1)  We have a relationship with metaphysical reality.  It is experienced by human beings as a personal thing.  Now, you're going to want to pick the words "relationship" and "personal" apart, which is fine.  I'll let your comments dictate how I should work to define them.  But, part of what I mean here is that metaphysical reality is not, I believe, a mere static thing - it is something that, to speak very crudely "moves" in a certain sense.  It is something that relates to me, and I to it.  To speak of ultimate reality as in a relationship with me, I must speak of God.

2)  I am grateful.  Why is this so, I do not know.  Yet I look upon my existence, my reality, and I feel a tremendous and totally unshakable sense that I am grateful for all of it.  This is what causes me to worship, and when I worship, I worship God.

3)  Most of all, so many truly great minds have called God "God."  I do not believe that I know all there is to know, and I do not believe that I am the wisest, most intelligent, best educated, or best informed person ever to live.  Since I don't believe those things, I look to other people who I think to be wiser etc. than me, at the very least in certain areas, to try and learn.  We all do this (unless we are psychotically arrogant).  The question of whom to choose to follow is an incredibly vexed one.  If we only follow those who say the things we already know, then we are not following at all.  Moreover, we are not being serious with ourselves - at some point we've listened to someone else in order to learn what we now do, in fact, think we know.  So when someone says something we do not already believe to be true, how do we know to trust him or distrust him?  I'm not actually sure how we do this, but I've often talked about the process of discerning that kind of thing about a teacher or thinker by saying that certain teachings "ring the bell of the soul." 

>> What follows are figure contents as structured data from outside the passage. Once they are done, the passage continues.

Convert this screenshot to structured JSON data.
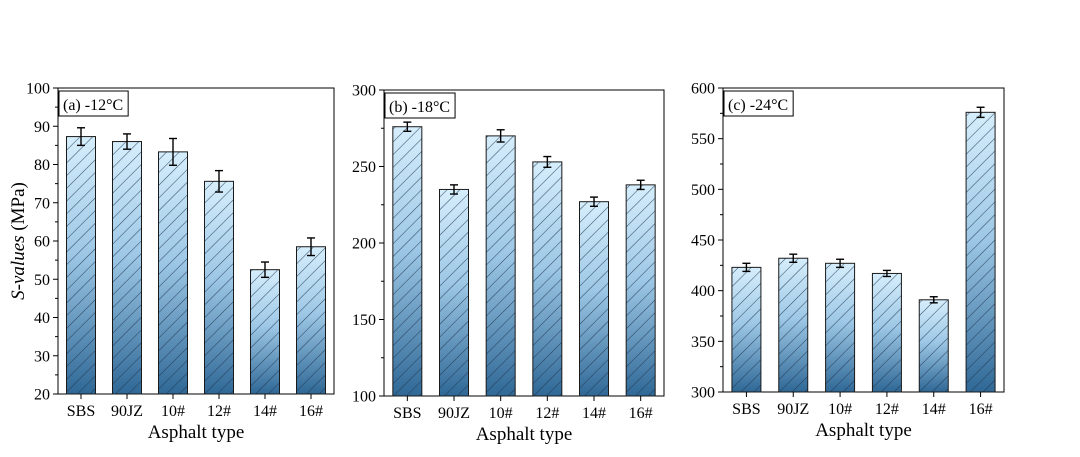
{
  "figure": {
    "ylabel_italic": "S-values",
    "ylabel_unit": " (MPa)"
  },
  "colors": {
    "bar_top": "#d6eefc",
    "bar_bottom": "#2f6896",
    "bar_stroke": "#1a1a1a",
    "hatch": "#1f3550"
  },
  "chart_data": [
    {
      "type": "bar",
      "panel_label": "(a) -12°C",
      "xlabel": "Asphalt type",
      "ylabel": "S-values (MPa)",
      "categories": [
        "SBS",
        "90JZ",
        "10#",
        "12#",
        "14#",
        "16#"
      ],
      "values": [
        87.3,
        86.0,
        83.3,
        75.6,
        52.5,
        58.5
      ],
      "errors": [
        2.3,
        2.0,
        3.5,
        2.8,
        2.0,
        2.3
      ],
      "ylim": [
        20,
        100
      ],
      "yticks": [
        20,
        30,
        40,
        50,
        60,
        70,
        80,
        90,
        100
      ],
      "fill": "vertical gradient with diagonal hatch",
      "grid": false,
      "legend": "none"
    },
    {
      "type": "bar",
      "panel_label": "(b) -18°C",
      "xlabel": "Asphalt type",
      "ylabel": "",
      "categories": [
        "SBS",
        "90JZ",
        "10#",
        "12#",
        "14#",
        "16#"
      ],
      "values": [
        276,
        235,
        270,
        253,
        227,
        238
      ],
      "errors": [
        3,
        3,
        4,
        3.5,
        3,
        3
      ],
      "ylim": [
        100,
        300
      ],
      "yticks": [
        100,
        150,
        200,
        250,
        300
      ],
      "fill": "vertical gradient with diagonal hatch",
      "grid": false,
      "legend": "none"
    },
    {
      "type": "bar",
      "panel_label": "(c) -24°C",
      "xlabel": "Asphalt type",
      "ylabel": "",
      "categories": [
        "SBS",
        "90JZ",
        "10#",
        "12#",
        "14#",
        "16#"
      ],
      "values": [
        423,
        432,
        427,
        417,
        391,
        576
      ],
      "errors": [
        4,
        4,
        4,
        3,
        3,
        5
      ],
      "ylim": [
        300,
        600
      ],
      "yticks": [
        300,
        350,
        400,
        450,
        500,
        550,
        600
      ],
      "fill": "vertical gradient with diagonal hatch",
      "grid": false,
      "legend": "none"
    }
  ]
}
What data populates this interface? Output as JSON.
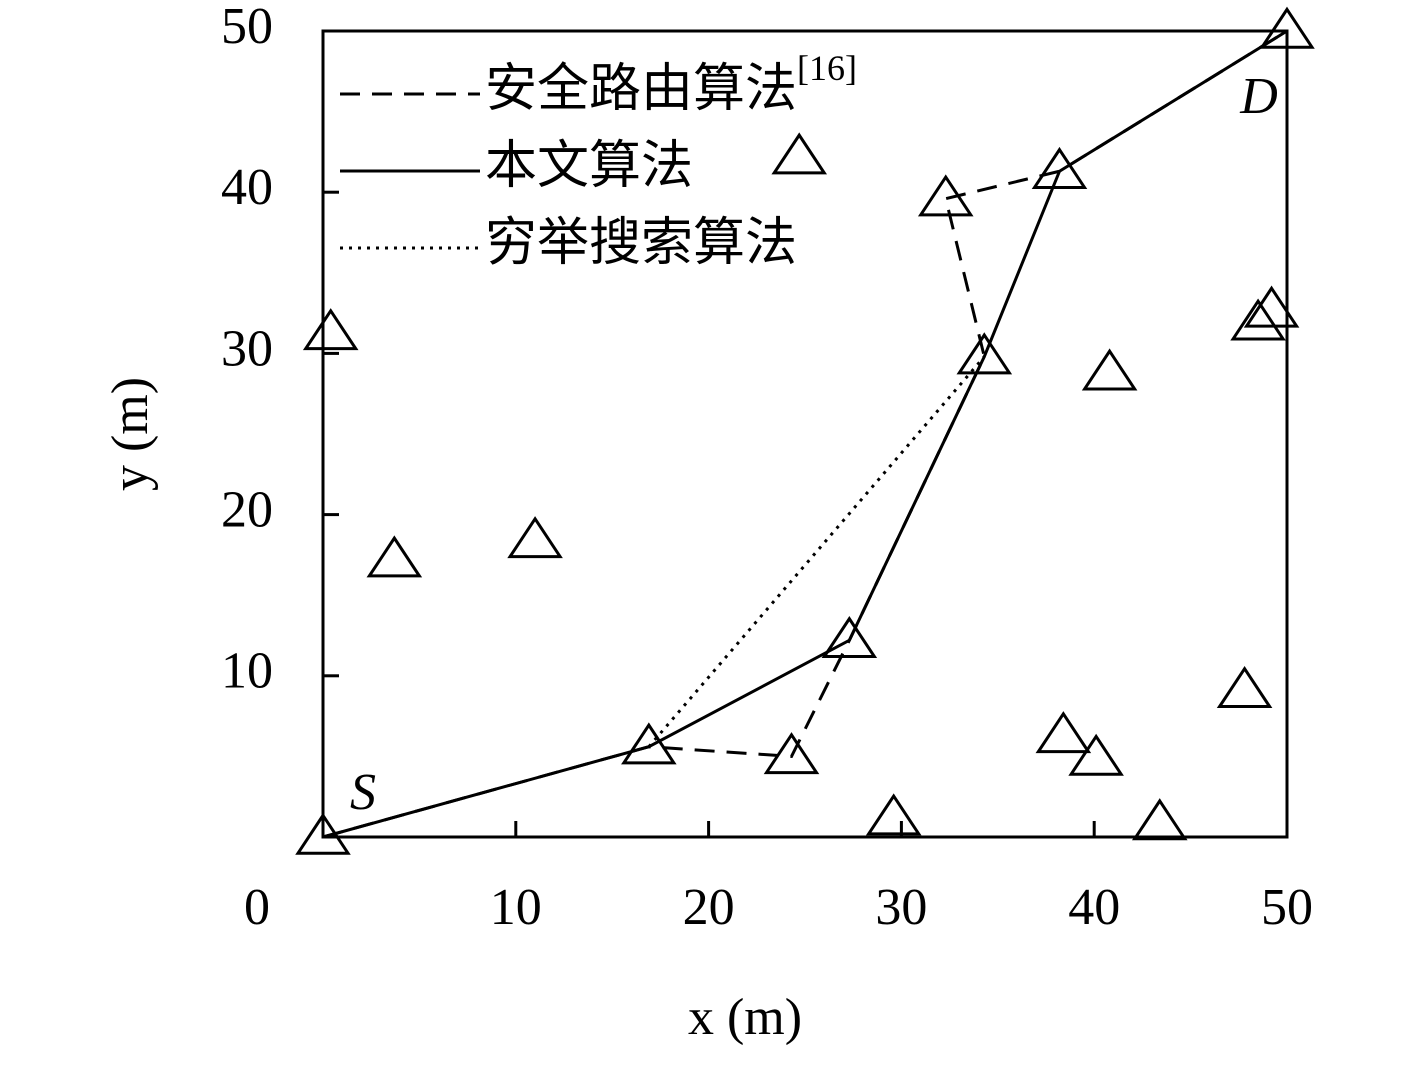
{
  "chart_data": {
    "type": "line",
    "xlabel": "x (m)",
    "ylabel": "y (m)",
    "xlim": [
      0,
      50
    ],
    "ylim": [
      0,
      50
    ],
    "xticks": [
      0,
      10,
      20,
      30,
      40,
      50
    ],
    "yticks": [
      10,
      20,
      30,
      40,
      50
    ],
    "legend": "upper left",
    "nodes": {
      "color": "#000000",
      "x": [
        0,
        0.4,
        3.7,
        11.0,
        16.9,
        24.3,
        27.3,
        29.6,
        32.3,
        34.3,
        24.7,
        38.2,
        40.8,
        38.4,
        40.1,
        43.4,
        47.8,
        48.5,
        49.2,
        50
      ],
      "y": [
        0,
        31.3,
        17.2,
        18.4,
        5.6,
        5.0,
        12.2,
        1.2,
        39.6,
        29.8,
        42.2,
        41.3,
        28.8,
        6.3,
        4.9,
        0.9,
        9.1,
        31.9,
        32.7,
        50
      ]
    },
    "series": [
      {
        "name": "安全路由算法",
        "citation": "[16]",
        "color": "#000000",
        "style": "dashed",
        "x": [
          0,
          16.9,
          24.3,
          27.3,
          34.3,
          32.3,
          38.2,
          50
        ],
        "y": [
          0,
          5.6,
          5.0,
          12.2,
          29.8,
          39.6,
          41.3,
          50
        ]
      },
      {
        "name": "本文算法",
        "color": "#000000",
        "style": "solid",
        "x": [
          0,
          16.9,
          27.3,
          34.3,
          38.2,
          50
        ],
        "y": [
          0,
          5.6,
          12.2,
          29.8,
          41.3,
          50
        ]
      },
      {
        "name": "穷举搜索算法",
        "color": "#000000",
        "style": "dotted",
        "x": [
          16.9,
          34.3
        ],
        "y": [
          5.6,
          29.8
        ]
      }
    ],
    "annotations": [
      {
        "text": "S",
        "x": 0,
        "y": 0
      },
      {
        "text": "D",
        "x": 50,
        "y": 50
      }
    ]
  }
}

The first time I read Dostoeyevsky's Brothers Karamazov, many years before I became Orthodox, I put the book down, heart racing, and all I could think was "this man understands something...knows a truth that I do not know...but I know he knows it."  Years later, after becoming Orthodox, I read the book again - and all I could see was a simple Orthodox Christian teaching, written by a brilliant author.  That teaching is that real life is found when what I call the "idol of self" dies with Christ on the cross, and the real human being is born into life.  It was the same truth, I believe that I had detected, but not understood, the first time I read the book.  Those years before, I could see the arrows pointing the way long before ever coming to see what they pointed to.

I can't always rationalize why I follow whom I follow, but I would propose that you probably cannot either.  In this case, I simply somehow knew that Dostoevsky knew something that I didn't.  So, back to the point where I started this - the people whose writings have struck me as really wise and brilliant in this world (including Dostoevsky, St. Gregory Nazianzus, St. Augustine, St. Gregory Palamas, not to mention scripture) most often seem to talk about "God." 

Now, I want to make one thing clear as I make this point.  I did not grow up in a Christian home, I never attended church as a youth, and becoming Christian as an adult has only made more difficult my relationship with family and the friends I had before.  I have not been drawn to find these thinkers and teachers compelling by some social pressure.  For me, the social pressure is just the opposite.  I did not find myself here because I wanted to believe these things.  I found myself here because the best teachers I encountered in books, and, eventually, in life, all talked of God...and indeed, were very often (though not absolutely always) Orthodox on top of that.  At some point it was too great a pattern to ignore, and, in a very literal sense, I gave up and began talking of "God."  Today, in those moments when I am, for a brief time, the person I was created to be - when the world is real - I see why those thinkers would have it that way.

We choose the language of those around us who seem, to our minds, to really understand.  The point is not that this language is the most "accurate" in some sense - as I've been saying, God is Mystery, and no language captures that anyway.  We take the language of our communion, and so I take the language of God.